Day 31-32 (Nai Gu Shilin)

Arrived in Shilin town along with 20 other tour busses, all packed with camera happy Chinese tourists getting ready to follow a flag bearing guide around for just long enough to grab a few pics and then get crammed back onto their busses to the next location...needless to say I didn't stick around...3 hours hiking to the North and I was in farm country. Within minutes I began to see groups of Limestone forests, most about the size of a small city block, each completely individual, some with pine forests growing between them, some with smaller sections forming huge natural mazes (second picture).


Some of these columns reached approximately 30m in height, they varied from the thin breakable kind to collosal towers. Each one of these stone forests were within a kilometer of each other but what made this area even better was the fact that other than the occassional farmer, there was no-one else here. I ended up camping under a pine tree between two huge columns.

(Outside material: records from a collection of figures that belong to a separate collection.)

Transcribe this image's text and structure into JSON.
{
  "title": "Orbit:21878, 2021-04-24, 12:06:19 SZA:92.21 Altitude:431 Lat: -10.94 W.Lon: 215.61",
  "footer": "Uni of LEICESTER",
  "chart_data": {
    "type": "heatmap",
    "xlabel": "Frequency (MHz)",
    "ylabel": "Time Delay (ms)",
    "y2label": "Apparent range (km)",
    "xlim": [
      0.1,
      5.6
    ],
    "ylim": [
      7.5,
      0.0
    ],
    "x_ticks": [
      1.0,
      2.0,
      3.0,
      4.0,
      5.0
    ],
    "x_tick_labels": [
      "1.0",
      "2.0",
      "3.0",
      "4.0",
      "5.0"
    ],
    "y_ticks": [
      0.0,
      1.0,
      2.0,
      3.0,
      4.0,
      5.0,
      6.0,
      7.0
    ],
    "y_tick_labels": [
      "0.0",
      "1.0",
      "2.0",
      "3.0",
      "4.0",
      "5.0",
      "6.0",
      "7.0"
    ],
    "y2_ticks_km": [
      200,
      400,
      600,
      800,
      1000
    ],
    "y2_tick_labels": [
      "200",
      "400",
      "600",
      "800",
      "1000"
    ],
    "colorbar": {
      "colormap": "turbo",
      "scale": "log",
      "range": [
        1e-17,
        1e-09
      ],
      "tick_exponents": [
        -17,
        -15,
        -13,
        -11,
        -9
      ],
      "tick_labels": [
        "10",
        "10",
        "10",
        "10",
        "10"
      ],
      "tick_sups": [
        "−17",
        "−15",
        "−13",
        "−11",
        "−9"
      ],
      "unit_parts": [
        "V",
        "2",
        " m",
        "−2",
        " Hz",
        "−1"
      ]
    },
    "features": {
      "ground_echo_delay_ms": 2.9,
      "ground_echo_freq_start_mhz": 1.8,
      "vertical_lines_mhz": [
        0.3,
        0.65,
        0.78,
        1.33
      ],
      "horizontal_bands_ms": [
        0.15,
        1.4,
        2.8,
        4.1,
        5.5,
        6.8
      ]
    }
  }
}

The following day was a hike back to Shilin to catch a bus to kunming.

Thursday, August 17, 2006

Day 30 (Kunming)

And on the 30th day Max rested, and rest he did....and eat and drink ludicrous amounts, I met Jeremie from France, who I spent most of the day with, exploring the backstreets of the city in search of the last of Kunmings old buildings (which are being replaced by towering apartment blocks, derived of any character).

For supper we grew to a group of three. Supper was the best kind, in a backstreet with the locals, eating at a table no higher than my knees and sitting on toddlers play chairs... but as usual the food was great.


One of the many shops selling Chinese Liquor, everything from Bat & egg to fermented snail liqour.....MMMMMhhhh

Tuesday, August 15, 2006

Day 26-28 (Tiger Leaping Gorge)

I knew that being the 3rd deepest gorge in the world, the cliffs on iether side would be big, but I had no idea quite how big...no wait not "big", bloody enourmous!!!! Unfortunately it is impossible to really show the size of these mountains in these photos.




The first night in the gorge was also my birthday night, and I spent it consuming a feast of equally enourmous proportions, in a small guest house overlooking the gorge. This was a birthday to remember.

The following day was spend completeing the 8hour hike through the gorge. Excellent scenery, undeveloped landscapes and the sheer magnitude of this place made it an unforgetable experience. The hike itself is fairly simple, with only 2 decent uphills, however the hike is best done slowly to take in all the scenery, and with something new around every corner (interesting locals, goats and donkeys blocking the way, waterfalls, makeshift bridges to negotiate, etc) the trip just doesn't last long enough.



I reached the end at 2 in the afternoon, to late to catch a bus back to Quintou and to early to relax at a guest house for the rest of the day, so I decided to go down to the river (oh by the way it's the Yangtze that flows through the gorge) and walk the bottom path as well, which turned out to be the best part of the hike. You end up walking a few centimeters away from a decent plunge into the river. I decided to take a shortcut up the gorge wall, which nearly ended badly, as most of the cliffs are made of very brittle rock, and cuppled with some rain made any further ascent impossible. At the end of the path (3 hours later) you ascend a ladder (sky ladder) from the bottom of the gorge up to the road, which makes for some great photos as well.

I have returned to Lichang, enroute to Kunming, where I will plot the next section of my journey.